Operationally, the overall RSS for a zone is the value reported
by prstat -Z
. This value is calculated by the
internal getvmusage()
system call, which counts the number of resident
memory pages used by all of the processes in the zone. It tries to
determine a more accurate zone RSS value by avoiding double-counting
pages. This is the value used for memory capping.
The getvmusage()
system call calculates RSS so that for a given zone,
a page is only counted once. For example, if multiple processes in the
same zone map the same page, then the zone is only charged once for that
page. On the other hand, if two processes in different zones map the
same page, then both zones are charged for the page.
The following pseudocode describes how getvmusage()
calculates the RSS
for a zone.
- For each process:
- Figure out process's zone
- For each segment in process's address space:
- If segment is private:
- Lookup anons in the amp.
- For incore pages not previously visited each of the process's zones, add incore pagesize to each zone.
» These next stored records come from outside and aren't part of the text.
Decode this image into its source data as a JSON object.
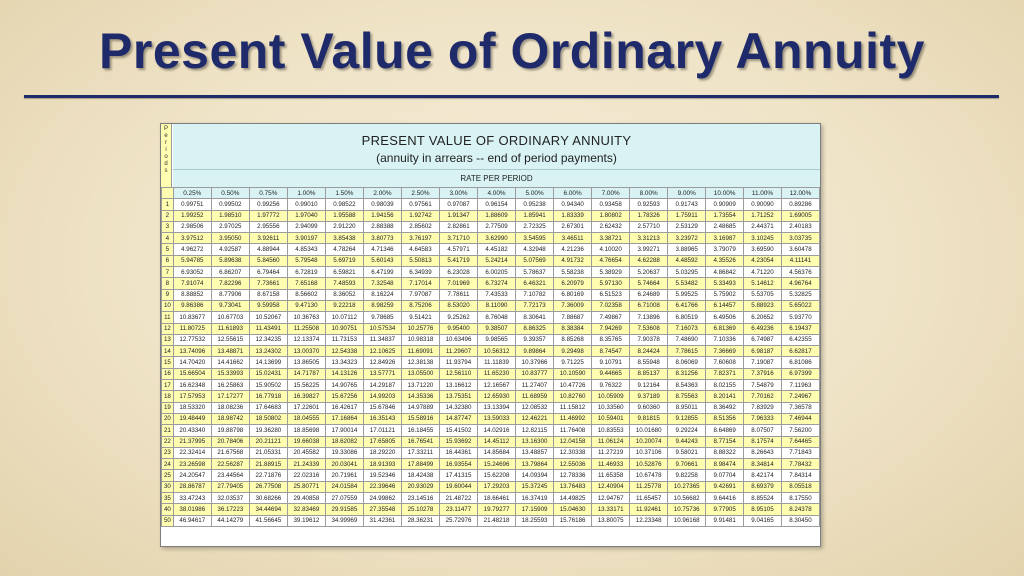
{
  "slide": {
    "title": "Present Value of Ordinary Annuity"
  },
  "table": {
    "periods_label": [
      "P",
      "e",
      "r",
      "i",
      "o",
      "d",
      "s"
    ],
    "heading": "PRESENT VALUE OF ORDINARY ANNUITY",
    "subheading": "(annuity in arrears -- end of period payments)",
    "rate_label": "RATE PER PERIOD",
    "rates": [
      "0.25%",
      "0.50%",
      "0.75%",
      "1.00%",
      "1.50%",
      "2.00%",
      "2.50%",
      "3.00%",
      "4.00%",
      "5.00%",
      "6.00%",
      "7.00%",
      "8.00%",
      "9.00%",
      "10.00%",
      "11.00%",
      "12.00%"
    ],
    "rows": [
      [
        "1",
        "0.99751",
        "0.99502",
        "0.99256",
        "0.99010",
        "0.98522",
        "0.98039",
        "0.97561",
        "0.97087",
        "0.96154",
        "0.95238",
        "0.94340",
        "0.93458",
        "0.92593",
        "0.91743",
        "0.90909",
        "0.90090",
        "0.89286"
      ],
      [
        "2",
        "1.99252",
        "1.98510",
        "1.97772",
        "1.97040",
        "1.95588",
        "1.94156",
        "1.92742",
        "1.91347",
        "1.88609",
        "1.85941",
        "1.83339",
        "1.80802",
        "1.78326",
        "1.75911",
        "1.73554",
        "1.71252",
        "1.69005"
      ],
      [
        "3",
        "2.98506",
        "2.97025",
        "2.95556",
        "2.94099",
        "2.91220",
        "2.88388",
        "2.85602",
        "2.82861",
        "2.77509",
        "2.72325",
        "2.67301",
        "2.62432",
        "2.57710",
        "2.53129",
        "2.48685",
        "2.44371",
        "2.40183"
      ],
      [
        "4",
        "3.97512",
        "3.95050",
        "3.92611",
        "3.90197",
        "3.85438",
        "3.80773",
        "3.76197",
        "3.71710",
        "3.62990",
        "3.54595",
        "3.46511",
        "3.38721",
        "3.31213",
        "3.23972",
        "3.16987",
        "3.10245",
        "3.03735"
      ],
      [
        "5",
        "4.96272",
        "4.92587",
        "4.88944",
        "4.85343",
        "4.78264",
        "4.71346",
        "4.64583",
        "4.57971",
        "4.45182",
        "4.32948",
        "4.21236",
        "4.10020",
        "3.99271",
        "3.88965",
        "3.79079",
        "3.69590",
        "3.60478"
      ],
      [
        "6",
        "5.94785",
        "5.89638",
        "5.84560",
        "5.79548",
        "5.69719",
        "5.60143",
        "5.50813",
        "5.41719",
        "5.24214",
        "5.07569",
        "4.91732",
        "4.76654",
        "4.62288",
        "4.48592",
        "4.35526",
        "4.23054",
        "4.11141"
      ],
      [
        "7",
        "6.93052",
        "6.86207",
        "6.79464",
        "6.72819",
        "6.59821",
        "6.47199",
        "6.34939",
        "6.23028",
        "6.00205",
        "5.78637",
        "5.58238",
        "5.38929",
        "5.20637",
        "5.03295",
        "4.86842",
        "4.71220",
        "4.56376"
      ],
      [
        "8",
        "7.91074",
        "7.82296",
        "7.73661",
        "7.65168",
        "7.48593",
        "7.32548",
        "7.17014",
        "7.01969",
        "6.73274",
        "6.46321",
        "6.20979",
        "5.97130",
        "5.74664",
        "5.53482",
        "5.33493",
        "5.14612",
        "4.96764"
      ],
      [
        "9",
        "8.88852",
        "8.77906",
        "8.67158",
        "8.56602",
        "8.36052",
        "8.16224",
        "7.97087",
        "7.78611",
        "7.43533",
        "7.10782",
        "6.80169",
        "6.51523",
        "6.24689",
        "5.99525",
        "5.75902",
        "5.53705",
        "5.32825"
      ],
      [
        "10",
        "9.86386",
        "9.73041",
        "9.59958",
        "9.47130",
        "9.22218",
        "8.98259",
        "8.75206",
        "8.53020",
        "8.11090",
        "7.72173",
        "7.36009",
        "7.02358",
        "6.71008",
        "6.41766",
        "6.14457",
        "5.88923",
        "5.65022"
      ],
      [
        "11",
        "10.83677",
        "10.67703",
        "10.52067",
        "10.36763",
        "10.07112",
        "9.78685",
        "9.51421",
        "9.25262",
        "8.76048",
        "8.30641",
        "7.88687",
        "7.49867",
        "7.13896",
        "6.80519",
        "6.49506",
        "6.20652",
        "5.93770"
      ],
      [
        "12",
        "11.80725",
        "11.61893",
        "11.43491",
        "11.25508",
        "10.90751",
        "10.57534",
        "10.25776",
        "9.95400",
        "9.38507",
        "8.86325",
        "8.38384",
        "7.94269",
        "7.53608",
        "7.16073",
        "6.81369",
        "6.49236",
        "6.19437"
      ],
      [
        "13",
        "12.77532",
        "12.55615",
        "12.34235",
        "12.13374",
        "11.73153",
        "11.34837",
        "10.98318",
        "10.63496",
        "9.98565",
        "9.39357",
        "8.85268",
        "8.35765",
        "7.90378",
        "7.48690",
        "7.10336",
        "6.74987",
        "6.42355"
      ],
      [
        "14",
        "13.74096",
        "13.48871",
        "13.24302",
        "13.00370",
        "12.54338",
        "12.10625",
        "11.69091",
        "11.29607",
        "10.56312",
        "9.89864",
        "9.29498",
        "8.74547",
        "8.24424",
        "7.78615",
        "7.36669",
        "6.98187",
        "6.62817"
      ],
      [
        "15",
        "14.70420",
        "14.41662",
        "14.13699",
        "13.86505",
        "13.34323",
        "12.84926",
        "12.38138",
        "11.93794",
        "11.11839",
        "10.37966",
        "9.71225",
        "9.10791",
        "8.55948",
        "8.06069",
        "7.60608",
        "7.19087",
        "6.81086"
      ],
      [
        "16",
        "15.66504",
        "15.33993",
        "15.02431",
        "14.71787",
        "14.13126",
        "13.57771",
        "13.05500",
        "12.56110",
        "11.65230",
        "10.83777",
        "10.10590",
        "9.44665",
        "8.85137",
        "8.31256",
        "7.82371",
        "7.37916",
        "6.97399"
      ],
      [
        "17",
        "16.62348",
        "16.25863",
        "15.90502",
        "15.56225",
        "14.90765",
        "14.29187",
        "13.71220",
        "13.16612",
        "12.16567",
        "11.27407",
        "10.47726",
        "9.76322",
        "9.12164",
        "8.54363",
        "8.02155",
        "7.54879",
        "7.11963"
      ],
      [
        "18",
        "17.57953",
        "17.17277",
        "16.77918",
        "16.39827",
        "15.67256",
        "14.99203",
        "14.35336",
        "13.75351",
        "12.65930",
        "11.68959",
        "10.82760",
        "10.05909",
        "9.37189",
        "8.75563",
        "8.20141",
        "7.70162",
        "7.24967"
      ],
      [
        "19",
        "18.53320",
        "18.08236",
        "17.64683",
        "17.22601",
        "16.42617",
        "15.67846",
        "14.97889",
        "14.32380",
        "13.13394",
        "12.08532",
        "11.15812",
        "10.33560",
        "9.60360",
        "8.95011",
        "8.36492",
        "7.83929",
        "7.36578"
      ],
      [
        "20",
        "19.48449",
        "18.98742",
        "18.50802",
        "18.04555",
        "17.16864",
        "16.35143",
        "15.58916",
        "14.87747",
        "13.59033",
        "12.46221",
        "11.46992",
        "10.59401",
        "9.81815",
        "9.12855",
        "8.51356",
        "7.96333",
        "7.46944"
      ],
      [
        "21",
        "20.43340",
        "19.88798",
        "19.36280",
        "18.85698",
        "17.90014",
        "17.01121",
        "16.18455",
        "15.41502",
        "14.02916",
        "12.82115",
        "11.76408",
        "10.83553",
        "10.01680",
        "9.29224",
        "8.64869",
        "8.07507",
        "7.56200"
      ],
      [
        "22",
        "21.37995",
        "20.78406",
        "20.21121",
        "19.66038",
        "18.62082",
        "17.65805",
        "16.76541",
        "15.93692",
        "14.45112",
        "13.16300",
        "12.04158",
        "11.06124",
        "10.20074",
        "9.44243",
        "8.77154",
        "8.17574",
        "7.64465"
      ],
      [
        "23",
        "22.32414",
        "21.67568",
        "21.05331",
        "20.45582",
        "19.33086",
        "18.29220",
        "17.33211",
        "16.44361",
        "14.85684",
        "13.48857",
        "12.30338",
        "11.27219",
        "10.37106",
        "9.58021",
        "8.88322",
        "8.26643",
        "7.71843"
      ],
      [
        "24",
        "23.26598",
        "22.56287",
        "21.88915",
        "21.24339",
        "20.03041",
        "18.91393",
        "17.88499",
        "16.93554",
        "15.24696",
        "13.79864",
        "12.55036",
        "11.46933",
        "10.52876",
        "9.70661",
        "8.98474",
        "8.34814",
        "7.78432"
      ],
      [
        "25",
        "24.20547",
        "23.44564",
        "22.71876",
        "22.02316",
        "20.71961",
        "19.52346",
        "18.42438",
        "17.41315",
        "15.62208",
        "14.09394",
        "12.78336",
        "11.65358",
        "10.67478",
        "9.82258",
        "9.07704",
        "8.42174",
        "7.84314"
      ],
      [
        "30",
        "28.86787",
        "27.79405",
        "26.77508",
        "25.80771",
        "24.01584",
        "22.39646",
        "20.93029",
        "19.60044",
        "17.29203",
        "15.37245",
        "13.76483",
        "12.40904",
        "11.25778",
        "10.27365",
        "9.42691",
        "8.69379",
        "8.05518"
      ],
      [
        "35",
        "33.47243",
        "32.03537",
        "30.68266",
        "29.40858",
        "27.07559",
        "24.99862",
        "23.14516",
        "21.48722",
        "18.66461",
        "16.37419",
        "14.49825",
        "12.94767",
        "11.65457",
        "10.56682",
        "9.64416",
        "8.85524",
        "8.17550"
      ],
      [
        "40",
        "38.01986",
        "36.17223",
        "34.44694",
        "32.83469",
        "29.91585",
        "27.35548",
        "25.10278",
        "23.11477",
        "19.79277",
        "17.15909",
        "15.04630",
        "13.33171",
        "11.92461",
        "10.75736",
        "9.77905",
        "8.95105",
        "8.24378"
      ],
      [
        "50",
        "46.94617",
        "44.14279",
        "41.56645",
        "39.19612",
        "34.99969",
        "31.42361",
        "28.36231",
        "25.72976",
        "21.48218",
        "18.25593",
        "15.76186",
        "13.80075",
        "12.23348",
        "10.96168",
        "9.91481",
        "9.04165",
        "8.30450"
      ]
    ]
  }
}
Anon's with a refcnt of 1 can be assummed to be not previously visited.
- For address ranges without anons in the amp:
- Lookup pages in underlying vnode.
- For incore pages not previously visited for each of the process's zones, add incore pagesize to each zone.
- If segment is shared:
- Lookup pages in the shared amp or vnode.
- For incore pages not previously visited for each of the process's zones, add incore pagesize to each zone.
- If segment is private:
- For each segment in process's address space:
- Figure out process's zone
Because both the /proc
and the getvmusage()
RSS calculation are
looking at processes at a point in time, it is possible for the numbers
to disagree or to be different from one moment to the next as the
processes on the system cause page faults, as pages are paged out, or as
processes start and end.
Thus, the RSS is at best an approximation of the physical memory usage of processes and zones.